Numerical Integration of Navier-Stokes Equations by Time Series Expansion and Stabilized FEM
Ahmad Deeb, Denys Dutykh
TL;DR
This work addresses stable, high-order time integration of incompressible NS equations by embedding a time-series expansion (TSE) into a FEM framework and stabilizing higher-order terms via a Divergent Series Resummation (DSR) approach. The method converts the nonlinear NS problem into a cascade of linear mixed problems that are solved with Brezzi-stable FEM spaces, and uses Borel–Laplace resummation with a factorial-series (FS) implementation to sum divergent series in time. A stabilization mechanism introducing artificial diffusion is developed to control spurious growth in higher-rank terms, linking to NS$\!$-\alpha-like regularizations and dramatically improving stability and allowable time steps, as demonstrated on Taylor–Green vortex and cylinder-flow tests. The results indicate substantial gains in computational efficiency and stability for high-order TSE-FEM, with clear pathways for extensions to more complex dynamics, variable time stepping, and HPC-scale implementations.
Abstract
This manuscript introduces an advanced numerical approach for the integration of incompressible Navier-Stokes (NS) equations using a Time Series Expansion (TSE) method within a Finite Element Method (FEM) framework.
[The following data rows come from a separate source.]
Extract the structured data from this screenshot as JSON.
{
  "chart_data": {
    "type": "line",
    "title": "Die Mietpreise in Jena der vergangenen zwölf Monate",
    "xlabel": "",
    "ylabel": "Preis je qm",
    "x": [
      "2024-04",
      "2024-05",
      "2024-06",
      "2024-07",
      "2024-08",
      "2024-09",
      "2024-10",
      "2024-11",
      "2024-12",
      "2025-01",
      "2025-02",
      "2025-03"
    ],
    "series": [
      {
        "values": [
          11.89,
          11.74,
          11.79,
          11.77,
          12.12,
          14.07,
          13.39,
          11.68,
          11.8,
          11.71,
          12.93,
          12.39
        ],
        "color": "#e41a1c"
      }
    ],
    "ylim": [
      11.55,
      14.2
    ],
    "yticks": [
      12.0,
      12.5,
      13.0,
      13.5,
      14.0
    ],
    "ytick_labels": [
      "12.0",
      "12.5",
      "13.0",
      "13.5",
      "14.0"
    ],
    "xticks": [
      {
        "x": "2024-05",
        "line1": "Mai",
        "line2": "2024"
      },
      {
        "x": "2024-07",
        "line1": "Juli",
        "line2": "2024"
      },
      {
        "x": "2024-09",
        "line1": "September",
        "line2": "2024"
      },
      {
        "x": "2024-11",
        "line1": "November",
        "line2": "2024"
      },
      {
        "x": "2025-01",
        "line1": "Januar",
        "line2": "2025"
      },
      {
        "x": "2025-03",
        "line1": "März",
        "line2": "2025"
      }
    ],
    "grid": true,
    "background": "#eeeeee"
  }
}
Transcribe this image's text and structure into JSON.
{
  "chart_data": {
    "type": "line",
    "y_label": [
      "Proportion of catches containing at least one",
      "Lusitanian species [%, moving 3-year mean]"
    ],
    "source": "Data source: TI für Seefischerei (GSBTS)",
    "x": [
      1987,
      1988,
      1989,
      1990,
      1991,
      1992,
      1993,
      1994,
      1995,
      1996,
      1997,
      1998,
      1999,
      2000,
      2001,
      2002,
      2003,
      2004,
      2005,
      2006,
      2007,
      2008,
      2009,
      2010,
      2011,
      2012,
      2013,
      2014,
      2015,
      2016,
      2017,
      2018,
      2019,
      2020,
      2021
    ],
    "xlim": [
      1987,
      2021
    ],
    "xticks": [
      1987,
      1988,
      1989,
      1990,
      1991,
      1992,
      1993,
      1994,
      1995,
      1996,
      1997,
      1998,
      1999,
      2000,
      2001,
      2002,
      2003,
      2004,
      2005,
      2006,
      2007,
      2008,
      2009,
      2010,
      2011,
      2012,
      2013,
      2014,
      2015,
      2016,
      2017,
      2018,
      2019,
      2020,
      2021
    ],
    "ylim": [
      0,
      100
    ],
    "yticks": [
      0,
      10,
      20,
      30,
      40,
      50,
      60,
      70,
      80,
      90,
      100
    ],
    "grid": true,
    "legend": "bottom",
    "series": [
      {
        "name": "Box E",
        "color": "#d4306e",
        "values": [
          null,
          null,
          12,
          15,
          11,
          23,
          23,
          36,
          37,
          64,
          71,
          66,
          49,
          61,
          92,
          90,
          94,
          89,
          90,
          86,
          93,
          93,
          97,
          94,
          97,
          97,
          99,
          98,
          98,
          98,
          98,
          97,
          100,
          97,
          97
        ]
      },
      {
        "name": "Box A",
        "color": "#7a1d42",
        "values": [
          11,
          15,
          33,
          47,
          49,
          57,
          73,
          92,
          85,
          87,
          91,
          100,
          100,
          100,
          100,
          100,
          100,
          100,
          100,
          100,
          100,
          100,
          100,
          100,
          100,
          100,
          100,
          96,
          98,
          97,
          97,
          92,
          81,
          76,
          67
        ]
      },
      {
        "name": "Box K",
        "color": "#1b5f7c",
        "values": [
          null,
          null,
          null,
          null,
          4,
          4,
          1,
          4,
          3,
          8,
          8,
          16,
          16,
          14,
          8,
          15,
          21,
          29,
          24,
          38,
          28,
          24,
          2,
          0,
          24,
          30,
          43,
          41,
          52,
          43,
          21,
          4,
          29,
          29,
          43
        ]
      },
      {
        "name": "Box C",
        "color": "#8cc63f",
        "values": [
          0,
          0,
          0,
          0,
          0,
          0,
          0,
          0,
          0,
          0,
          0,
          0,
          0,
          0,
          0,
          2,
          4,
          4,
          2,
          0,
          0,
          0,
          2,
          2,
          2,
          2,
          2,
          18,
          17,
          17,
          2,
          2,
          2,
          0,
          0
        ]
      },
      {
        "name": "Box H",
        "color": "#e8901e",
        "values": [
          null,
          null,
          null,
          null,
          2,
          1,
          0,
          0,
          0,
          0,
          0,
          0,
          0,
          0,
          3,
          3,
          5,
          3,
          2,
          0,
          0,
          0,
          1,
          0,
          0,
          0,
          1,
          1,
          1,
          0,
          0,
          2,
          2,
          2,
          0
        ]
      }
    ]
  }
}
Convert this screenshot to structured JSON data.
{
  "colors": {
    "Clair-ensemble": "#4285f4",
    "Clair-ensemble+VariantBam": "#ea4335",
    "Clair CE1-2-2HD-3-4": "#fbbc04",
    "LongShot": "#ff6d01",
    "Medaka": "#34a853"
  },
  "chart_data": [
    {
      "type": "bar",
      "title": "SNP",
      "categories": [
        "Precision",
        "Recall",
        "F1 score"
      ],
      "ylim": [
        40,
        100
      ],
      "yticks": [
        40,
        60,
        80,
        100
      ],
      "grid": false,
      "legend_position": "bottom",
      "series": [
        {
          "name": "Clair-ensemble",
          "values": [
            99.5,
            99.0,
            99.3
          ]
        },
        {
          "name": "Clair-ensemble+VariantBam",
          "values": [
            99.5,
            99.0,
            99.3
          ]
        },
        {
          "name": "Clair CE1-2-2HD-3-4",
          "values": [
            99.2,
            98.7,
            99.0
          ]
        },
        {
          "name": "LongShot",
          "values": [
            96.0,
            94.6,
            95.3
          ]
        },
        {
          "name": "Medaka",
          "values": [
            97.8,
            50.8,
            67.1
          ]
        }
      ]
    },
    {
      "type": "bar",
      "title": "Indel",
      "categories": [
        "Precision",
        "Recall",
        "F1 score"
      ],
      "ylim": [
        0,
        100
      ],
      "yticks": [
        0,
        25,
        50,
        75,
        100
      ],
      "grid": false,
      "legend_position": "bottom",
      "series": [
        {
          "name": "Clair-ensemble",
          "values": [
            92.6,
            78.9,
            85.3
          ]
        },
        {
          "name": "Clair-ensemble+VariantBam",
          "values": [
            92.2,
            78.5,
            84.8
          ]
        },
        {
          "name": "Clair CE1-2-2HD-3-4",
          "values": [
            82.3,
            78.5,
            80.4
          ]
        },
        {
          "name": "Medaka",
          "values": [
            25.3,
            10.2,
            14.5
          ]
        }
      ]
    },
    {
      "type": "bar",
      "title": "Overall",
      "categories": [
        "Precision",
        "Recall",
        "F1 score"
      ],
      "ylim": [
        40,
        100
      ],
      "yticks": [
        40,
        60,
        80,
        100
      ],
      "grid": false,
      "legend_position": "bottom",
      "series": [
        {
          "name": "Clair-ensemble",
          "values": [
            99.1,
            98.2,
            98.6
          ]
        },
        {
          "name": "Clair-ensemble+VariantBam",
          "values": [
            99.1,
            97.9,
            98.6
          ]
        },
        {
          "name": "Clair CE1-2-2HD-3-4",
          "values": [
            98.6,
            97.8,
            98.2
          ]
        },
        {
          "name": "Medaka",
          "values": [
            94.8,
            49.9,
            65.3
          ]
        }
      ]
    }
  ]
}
The technique is enhanced by a novel stabilization strategy, incorporating a Divergent Series Resummation (DSR) technique, which significantly augments the computational efficiency of the algorithm. The stabilization mechanism is meticulously designed to improve the stability and validity of computed series terms, enabling the application of the Factorial Series (FS) algorithm for series resummation. This approach is pivotal in addressing the challenges associated with the accurate and stable numerical solution of NS equations, which are critical in Computational Fluid Dynamics (CFD) applications. The manuscript elaborates on the variational formulation of Stokes problem and present convergence analysis of the method using the Ladyzhenskaya-Babuska-Brezzi (LBB) condition. It is followed by the NS equations and the implementation details of the stabilization technique, underscored by numerical tests on laminar flow past a cylinder, showcasing the method's efficacy and potential for broad applicability in fluid dynamics simulations. The results of the stabilization indicate a substantial enhancement in computational stability and accuracy, offering a promising avenue for future research in the field.